In January 2025, several automakers, including BMW, filed a legal challenge against the duties at the European Court of Justice.
According to Handelsblatt, the case is expected to be heard by mid-year, though BMW is “optimistic” about reaching an agreement before a ruling.
According to Handelsblatt, sources say the company’s suit is “likely to be heard by mid-year”, though they remain “optimistic” about settling an agreement beforehand.
Minimum Price Agreements
Last January, the European Commission published guidelines outlining how automakers can replace the EV tariffs with minimum pricing agreements.
The first European manufacturer to reach this kind of consensus was Volkswagen.
It led to the lifting of the import tariffs applied to the fully electric Cupra Tavascan SUV from its Chinese division (Anhui).
The model was previously subject to a 20.7% tariff, on top of the aforementioned 10% duty.
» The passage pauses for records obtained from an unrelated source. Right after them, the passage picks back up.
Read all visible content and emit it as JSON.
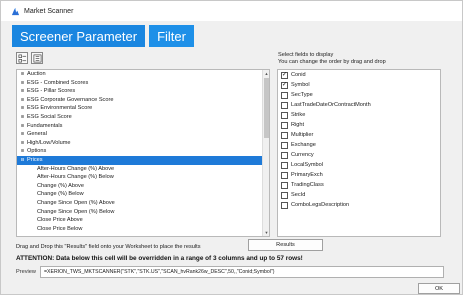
{
  "window": {
    "title": "Market Scanner"
  },
  "tabs": [
    {
      "label": "Screener Parameter",
      "active": true
    },
    {
      "label": "Filter",
      "active": false
    }
  ],
  "toolbar": {
    "icons": [
      "expand-all-icon",
      "collapse-all-icon"
    ]
  },
  "tree": {
    "items": [
      {
        "label": "Auction",
        "expander": "⊞",
        "child": false,
        "selected": false
      },
      {
        "label": "ESG - Combined Scores",
        "expander": "⊞",
        "child": false,
        "selected": false
      },
      {
        "label": "ESG - Pillar Scores",
        "expander": "⊞",
        "child": false,
        "selected": false
      },
      {
        "label": "ESG Corporate Governance Score",
        "expander": "⊞",
        "child": false,
        "selected": false
      },
      {
        "label": "ESG Environmental Score",
        "expander": "⊞",
        "child": false,
        "selected": false
      },
      {
        "label": "ESG Social Score",
        "expander": "⊞",
        "child": false,
        "selected": false
      },
      {
        "label": "Fundamentals",
        "expander": "⊞",
        "child": false,
        "selected": false
      },
      {
        "label": "General",
        "expander": "⊞",
        "child": false,
        "selected": false
      },
      {
        "label": "High/Low/Volume",
        "expander": "⊞",
        "child": false,
        "selected": false
      },
      {
        "label": "Options",
        "expander": "⊞",
        "child": false,
        "selected": false
      },
      {
        "label": "Prices",
        "expander": "⊟",
        "child": false,
        "selected": true
      },
      {
        "label": "After-Hours Change (%) Above",
        "expander": "",
        "child": true,
        "selected": false
      },
      {
        "label": "After-Hours Change (%) Below",
        "expander": "",
        "child": true,
        "selected": false
      },
      {
        "label": "Change (%) Above",
        "expander": "",
        "child": true,
        "selected": false
      },
      {
        "label": "Change (%) Below",
        "expander": "",
        "child": true,
        "selected": false
      },
      {
        "label": "Change Since Open (%) Above",
        "expander": "",
        "child": true,
        "selected": false
      },
      {
        "label": "Change Since Open (%) Below",
        "expander": "",
        "child": true,
        "selected": false
      },
      {
        "label": "Close Price Above",
        "expander": "",
        "child": true,
        "selected": false
      },
      {
        "label": "Close Price Below",
        "expander": "",
        "child": true,
        "selected": false
      }
    ]
  },
  "fields_panel": {
    "hint_line1": "Select fields to display",
    "hint_line2": "You can change the order by drag and drop",
    "items": [
      {
        "label": "Conid",
        "checked": true
      },
      {
        "label": "Symbol",
        "checked": true
      },
      {
        "label": "SecType",
        "checked": false
      },
      {
        "label": "LastTradeDateOrContractMonth",
        "checked": false
      },
      {
        "label": "Strike",
        "checked": false
      },
      {
        "label": "Right",
        "checked": false
      },
      {
        "label": "Multiplier",
        "checked": false
      },
      {
        "label": "Exchange",
        "checked": false
      },
      {
        "label": "Currency",
        "checked": false
      },
      {
        "label": "LocalSymbol",
        "checked": false
      },
      {
        "label": "PrimaryExch",
        "checked": false
      },
      {
        "label": "TradingClass",
        "checked": false
      },
      {
        "label": "SecId",
        "checked": false
      },
      {
        "label": "ComboLegsDescription",
        "checked": false
      }
    ]
  },
  "drag_text": "Drag and Drop this \"Results\" field onto your Worksheet to place the results",
  "results_button": "Results",
  "attention": "ATTENTION: Data below this cell will be overridden in a range of 3 columns and up to 57 rows!",
  "preview": {
    "label": "Preview",
    "value": "=XERION_TWS_MKTSCANNER(\"STK\",\"STK.US\",\"SCAN_hvRank26w_DESC\",50,,\"Conid;Symbol\")"
  },
  "ok_button": "OK",
  "colors": {
    "tab_blue": "#1e90e8",
    "selection_blue": "#1e7ad8"
  }
}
To avoid these levies, however, Seat — Cupra Tavascan’s importer — must meet a minimum price threshold, maintain a fixed annual quota, among other requisites.
Following this, several Chinese representatives criticized the European Commission for providing limited information and negotiating individually with automakers.
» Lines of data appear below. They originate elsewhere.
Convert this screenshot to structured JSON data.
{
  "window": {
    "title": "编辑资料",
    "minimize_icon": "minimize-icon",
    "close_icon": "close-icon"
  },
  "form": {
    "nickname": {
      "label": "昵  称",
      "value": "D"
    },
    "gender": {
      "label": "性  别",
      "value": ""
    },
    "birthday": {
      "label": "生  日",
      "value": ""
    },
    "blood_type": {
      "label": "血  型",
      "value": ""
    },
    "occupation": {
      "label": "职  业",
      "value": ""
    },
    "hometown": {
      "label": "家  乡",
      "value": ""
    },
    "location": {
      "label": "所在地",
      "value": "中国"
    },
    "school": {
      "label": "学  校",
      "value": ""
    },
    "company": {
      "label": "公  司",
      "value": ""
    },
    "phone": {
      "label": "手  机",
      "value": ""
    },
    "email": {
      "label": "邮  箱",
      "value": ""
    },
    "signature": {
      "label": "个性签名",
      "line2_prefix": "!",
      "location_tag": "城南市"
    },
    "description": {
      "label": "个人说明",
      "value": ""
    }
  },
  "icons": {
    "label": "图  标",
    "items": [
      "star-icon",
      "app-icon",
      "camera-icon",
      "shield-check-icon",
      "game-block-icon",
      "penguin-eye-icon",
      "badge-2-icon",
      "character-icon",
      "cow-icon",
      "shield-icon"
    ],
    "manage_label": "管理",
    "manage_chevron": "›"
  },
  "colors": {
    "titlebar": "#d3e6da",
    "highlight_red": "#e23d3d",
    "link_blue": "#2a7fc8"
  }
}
A few days later, China’s Ministry of Commerce confirmed that multiple Chinese companies are expected to sign pricing agreements with the EU.
Group’s European Sales
According to the European Automobile Manufacturers Association (ACEA), BMW Group — which includes the main brand, MINI and Rolls-Royce — registered 66,191 vehicles in January across Europe.
The figures represented a 5.7% decline compared to January 2025.
While the BMW brand’s sales fell year over year by 8.7% to 54,574 units, MINI saw last month’s registrations rise 11.2% to 11,617.
ACEA did not provide specific data for the Rolls-Royce marque.
In its report, Handelsblatt highlighted that the MINI Aceman and Cooper are “among the best-selling electric cars in Germany.”
The publication cited data from the Federal Motor Transport Authority (KBA) to show that the EV models ranked eighth in terms of new registrations in January, noting that the organization does not separate figures between the two units.